Dobbiamo sapere che se nostro figlio ha problemi di dislessia è importantissimo precisare che i disturbi possono essere corretti o comunque gestiti, ottenendo risultati ottimali, quasi come se non si soffrisse di tali disturbi, come sostenuto anche da uno studio dell’Università di Washington.
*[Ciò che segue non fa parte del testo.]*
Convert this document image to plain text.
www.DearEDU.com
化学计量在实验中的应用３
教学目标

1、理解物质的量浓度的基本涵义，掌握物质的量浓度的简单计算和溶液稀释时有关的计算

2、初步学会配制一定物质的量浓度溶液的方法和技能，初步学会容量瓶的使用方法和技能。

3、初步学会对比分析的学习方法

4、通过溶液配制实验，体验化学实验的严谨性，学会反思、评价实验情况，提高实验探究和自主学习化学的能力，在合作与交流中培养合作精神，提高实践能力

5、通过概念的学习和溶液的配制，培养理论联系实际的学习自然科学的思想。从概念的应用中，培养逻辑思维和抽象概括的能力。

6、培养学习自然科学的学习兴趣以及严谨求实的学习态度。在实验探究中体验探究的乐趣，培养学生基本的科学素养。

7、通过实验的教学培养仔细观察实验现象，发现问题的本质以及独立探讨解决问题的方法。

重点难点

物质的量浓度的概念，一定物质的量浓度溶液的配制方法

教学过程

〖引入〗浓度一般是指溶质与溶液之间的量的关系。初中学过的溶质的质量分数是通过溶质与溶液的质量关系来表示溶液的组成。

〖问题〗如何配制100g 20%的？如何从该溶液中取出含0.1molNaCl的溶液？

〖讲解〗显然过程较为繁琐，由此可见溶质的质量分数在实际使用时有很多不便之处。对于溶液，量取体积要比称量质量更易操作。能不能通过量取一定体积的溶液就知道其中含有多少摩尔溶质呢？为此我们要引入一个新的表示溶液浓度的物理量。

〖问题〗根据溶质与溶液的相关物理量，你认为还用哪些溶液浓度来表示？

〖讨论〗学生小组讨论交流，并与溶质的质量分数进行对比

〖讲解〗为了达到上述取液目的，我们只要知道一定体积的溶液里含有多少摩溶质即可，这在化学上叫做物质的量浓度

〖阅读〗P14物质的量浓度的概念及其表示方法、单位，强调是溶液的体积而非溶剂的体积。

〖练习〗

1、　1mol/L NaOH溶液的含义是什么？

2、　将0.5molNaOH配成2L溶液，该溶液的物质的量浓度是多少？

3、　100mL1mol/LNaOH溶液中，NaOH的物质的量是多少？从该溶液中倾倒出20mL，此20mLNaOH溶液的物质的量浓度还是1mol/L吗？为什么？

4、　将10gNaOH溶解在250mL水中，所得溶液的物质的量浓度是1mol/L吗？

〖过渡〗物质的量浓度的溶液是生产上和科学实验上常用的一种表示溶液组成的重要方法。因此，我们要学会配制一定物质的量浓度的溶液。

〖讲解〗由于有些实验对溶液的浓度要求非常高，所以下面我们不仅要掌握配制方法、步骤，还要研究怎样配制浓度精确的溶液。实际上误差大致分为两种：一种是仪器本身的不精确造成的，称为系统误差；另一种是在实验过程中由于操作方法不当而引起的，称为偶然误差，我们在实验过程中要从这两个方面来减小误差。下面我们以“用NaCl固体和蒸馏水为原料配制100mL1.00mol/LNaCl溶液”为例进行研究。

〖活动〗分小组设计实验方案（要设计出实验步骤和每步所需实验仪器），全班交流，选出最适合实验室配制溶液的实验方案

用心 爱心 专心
I Disturbi di Apprendimento possono essere corretti

In questa ricerca si sono presi come campioni 24 bambini e ragazzi tra i 7 e i 12 anni con disturbi di questo tipo – e sono stati sottoposti a Risonanza Magnetica al cervello, per evidenziare principalmente tre aree di quest’ultimo: il fascicolo arcuato (sinistro), che connette due centri del linguaggio, l’area di Broca e l’area di Wernicke; il fascicolo longitudinale inferiore (sinistro), altra struttura importante per la lettura – e le connessioni callosali posteriori, coinvolte nell’elaborazione delle informazioni visive.

Dopo otto settimane di studio intensivo si è visto come i bambini avevano migliorato le abilità di lettura – e i risultati delle RM hanno evidenziato come erano aumentati d’efficacia il fascicolo arcuato sinistro e il fascicolo longitudinale inferiore, in quanto l’area preposta agli stimoli visivi rimane stabile in persone di quell’età.

Dunque cosa aspetti? Trova un qualcosa che non sia “visivo digitale”. In fondo la formula è analogico+musica+libri e parole=stare bene.